L’avis d’une femme qui a utilisé la CPN
Milolo Anny, femme d’un enseignant habitant ce village qui a utilisé le service de CPN dans ce centre de santé, dit bien se porter elle et son bébé. Elle invite les autres femmes à se servir de la CPN lorsqu’elles sont enceinte.
“Moi, j’ai utilisé la CPN et j’ai déjà accouché, je me porte bien moi et mon enfant. Ce que je peux demander aux autres femmes c’est d’aller à la CPN lorsqu’elles sont enceintes. Il n’y a pas de danger, mais on vous examine et on vous donne des conseils”, rassure cette femme ayant accouché il y a quelques mois au centre de santé Musangana.
Ce que pense les autres membres de la communauté
Katumuambi Toyos, un des conjoints que nous avons approché met lui l’accent sur la bonne communication de la CPN comme un élément qui peut faire participer la population à ce service.
“S’il y a une faible utilisation de la CPN, moi je pense qu’il faut une bonne communication de ce service parce que les femmes surtout dans des milieux pareils, la plupart n’ont pas fréquenté l’école et c’est vraiment difficile pour elle de s’adapter à ça”, souligne ce cadre.
Christophe Tuabanya, un des relais communautaires dans ce milieu, évoque une autre dimension qui est celle de sensibiliser également les maris des femmes car argumente-t-il, ces derniers ont un pouvoir de décision sur ce que leurs épouses peuvent ou ne peuvent pas faire.
“L’homme constitue une cible qu’il faut aussi sensibiliser vu le rôle qu’il joue dans les décision que peuvent prendre la femme.
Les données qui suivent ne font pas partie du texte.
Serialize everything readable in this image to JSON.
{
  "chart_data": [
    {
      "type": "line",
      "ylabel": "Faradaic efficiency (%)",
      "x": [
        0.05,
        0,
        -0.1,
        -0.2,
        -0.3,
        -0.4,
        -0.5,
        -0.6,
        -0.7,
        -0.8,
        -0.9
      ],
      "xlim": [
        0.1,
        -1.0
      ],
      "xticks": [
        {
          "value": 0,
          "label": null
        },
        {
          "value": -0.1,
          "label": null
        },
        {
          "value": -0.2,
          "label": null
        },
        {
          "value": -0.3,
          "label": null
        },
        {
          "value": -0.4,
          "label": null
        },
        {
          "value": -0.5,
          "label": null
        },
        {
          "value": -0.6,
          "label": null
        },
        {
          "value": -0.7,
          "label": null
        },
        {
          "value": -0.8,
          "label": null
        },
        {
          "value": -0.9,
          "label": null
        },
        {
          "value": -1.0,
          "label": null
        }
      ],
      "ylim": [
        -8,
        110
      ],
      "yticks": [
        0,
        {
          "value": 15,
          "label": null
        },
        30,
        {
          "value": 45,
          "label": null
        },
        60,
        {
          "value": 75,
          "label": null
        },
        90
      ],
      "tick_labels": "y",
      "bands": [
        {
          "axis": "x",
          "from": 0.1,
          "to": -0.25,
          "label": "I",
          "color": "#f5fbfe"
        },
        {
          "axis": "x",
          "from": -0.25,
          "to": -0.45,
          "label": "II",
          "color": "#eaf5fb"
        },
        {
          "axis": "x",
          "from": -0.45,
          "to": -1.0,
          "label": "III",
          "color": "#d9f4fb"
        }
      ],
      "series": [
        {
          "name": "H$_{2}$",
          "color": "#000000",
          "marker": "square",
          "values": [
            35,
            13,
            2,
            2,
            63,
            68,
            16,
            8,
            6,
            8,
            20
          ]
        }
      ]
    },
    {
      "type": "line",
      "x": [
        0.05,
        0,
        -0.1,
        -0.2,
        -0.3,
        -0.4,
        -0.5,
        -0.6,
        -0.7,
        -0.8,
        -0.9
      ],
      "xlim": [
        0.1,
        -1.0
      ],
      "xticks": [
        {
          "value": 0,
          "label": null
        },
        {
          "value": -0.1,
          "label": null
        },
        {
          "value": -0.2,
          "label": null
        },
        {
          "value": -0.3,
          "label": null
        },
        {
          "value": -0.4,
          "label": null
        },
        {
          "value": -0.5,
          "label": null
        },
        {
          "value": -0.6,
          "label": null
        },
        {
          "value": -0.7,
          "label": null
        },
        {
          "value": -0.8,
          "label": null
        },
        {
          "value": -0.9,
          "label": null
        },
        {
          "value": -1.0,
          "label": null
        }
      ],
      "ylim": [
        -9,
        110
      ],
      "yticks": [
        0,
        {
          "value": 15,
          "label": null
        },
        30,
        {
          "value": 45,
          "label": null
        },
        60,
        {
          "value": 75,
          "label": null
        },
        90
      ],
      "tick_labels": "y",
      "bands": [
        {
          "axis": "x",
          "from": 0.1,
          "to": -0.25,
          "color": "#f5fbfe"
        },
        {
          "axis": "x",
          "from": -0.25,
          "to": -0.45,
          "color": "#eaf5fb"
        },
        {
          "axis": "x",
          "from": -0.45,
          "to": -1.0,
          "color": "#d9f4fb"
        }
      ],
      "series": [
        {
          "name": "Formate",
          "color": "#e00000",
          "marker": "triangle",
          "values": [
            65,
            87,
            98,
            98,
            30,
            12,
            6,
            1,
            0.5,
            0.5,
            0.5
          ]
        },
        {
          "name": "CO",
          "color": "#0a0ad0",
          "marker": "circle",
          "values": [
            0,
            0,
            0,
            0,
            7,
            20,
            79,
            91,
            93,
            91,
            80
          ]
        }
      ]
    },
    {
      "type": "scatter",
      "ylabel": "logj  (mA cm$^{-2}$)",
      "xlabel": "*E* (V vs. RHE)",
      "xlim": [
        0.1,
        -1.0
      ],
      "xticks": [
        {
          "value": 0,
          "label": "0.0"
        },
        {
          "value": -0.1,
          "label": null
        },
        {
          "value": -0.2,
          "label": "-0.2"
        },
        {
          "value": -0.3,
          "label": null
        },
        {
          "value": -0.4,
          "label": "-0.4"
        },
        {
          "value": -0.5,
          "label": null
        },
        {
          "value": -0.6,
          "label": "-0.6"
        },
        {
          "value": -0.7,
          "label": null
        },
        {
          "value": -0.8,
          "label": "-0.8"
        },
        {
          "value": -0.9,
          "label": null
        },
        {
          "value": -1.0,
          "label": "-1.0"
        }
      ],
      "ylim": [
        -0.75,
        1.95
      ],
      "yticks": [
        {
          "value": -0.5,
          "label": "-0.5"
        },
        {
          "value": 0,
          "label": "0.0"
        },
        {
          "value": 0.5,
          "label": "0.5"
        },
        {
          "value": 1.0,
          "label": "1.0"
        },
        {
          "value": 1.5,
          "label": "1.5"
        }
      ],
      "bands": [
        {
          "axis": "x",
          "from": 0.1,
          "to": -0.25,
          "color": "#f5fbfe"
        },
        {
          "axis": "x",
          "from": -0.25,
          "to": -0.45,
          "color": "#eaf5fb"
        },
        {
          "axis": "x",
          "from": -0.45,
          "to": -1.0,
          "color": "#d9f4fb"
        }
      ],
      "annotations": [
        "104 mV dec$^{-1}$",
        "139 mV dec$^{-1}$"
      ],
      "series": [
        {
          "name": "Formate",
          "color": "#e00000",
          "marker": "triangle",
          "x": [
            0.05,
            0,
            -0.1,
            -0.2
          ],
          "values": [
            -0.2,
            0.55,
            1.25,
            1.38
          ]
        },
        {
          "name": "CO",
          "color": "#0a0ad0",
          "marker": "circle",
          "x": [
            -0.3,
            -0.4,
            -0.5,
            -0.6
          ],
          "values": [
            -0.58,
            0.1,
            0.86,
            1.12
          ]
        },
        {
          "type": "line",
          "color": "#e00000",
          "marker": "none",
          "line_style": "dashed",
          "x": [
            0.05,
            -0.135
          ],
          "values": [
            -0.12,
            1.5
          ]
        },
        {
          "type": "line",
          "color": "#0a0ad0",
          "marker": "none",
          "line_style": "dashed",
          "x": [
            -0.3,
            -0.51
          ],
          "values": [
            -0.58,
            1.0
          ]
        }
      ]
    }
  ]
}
C’est pourquoi nous disons que si l’homme connait l’importance de la CPN ça sera à l’avantage des femmes, car lui-même va commencer à envoyer sa femme à la CPN lorsqu’elle est enceinte”, déclare-t-il.
Selon les données des Enquête Démographique et de Santé (EDS), la RDC est classée à 846 décès maternels sur 100.000 naissances. Ce qui représente un grand défi et classe ce pays parmi les grands pourvoyeurs de décès maternels dans le monde.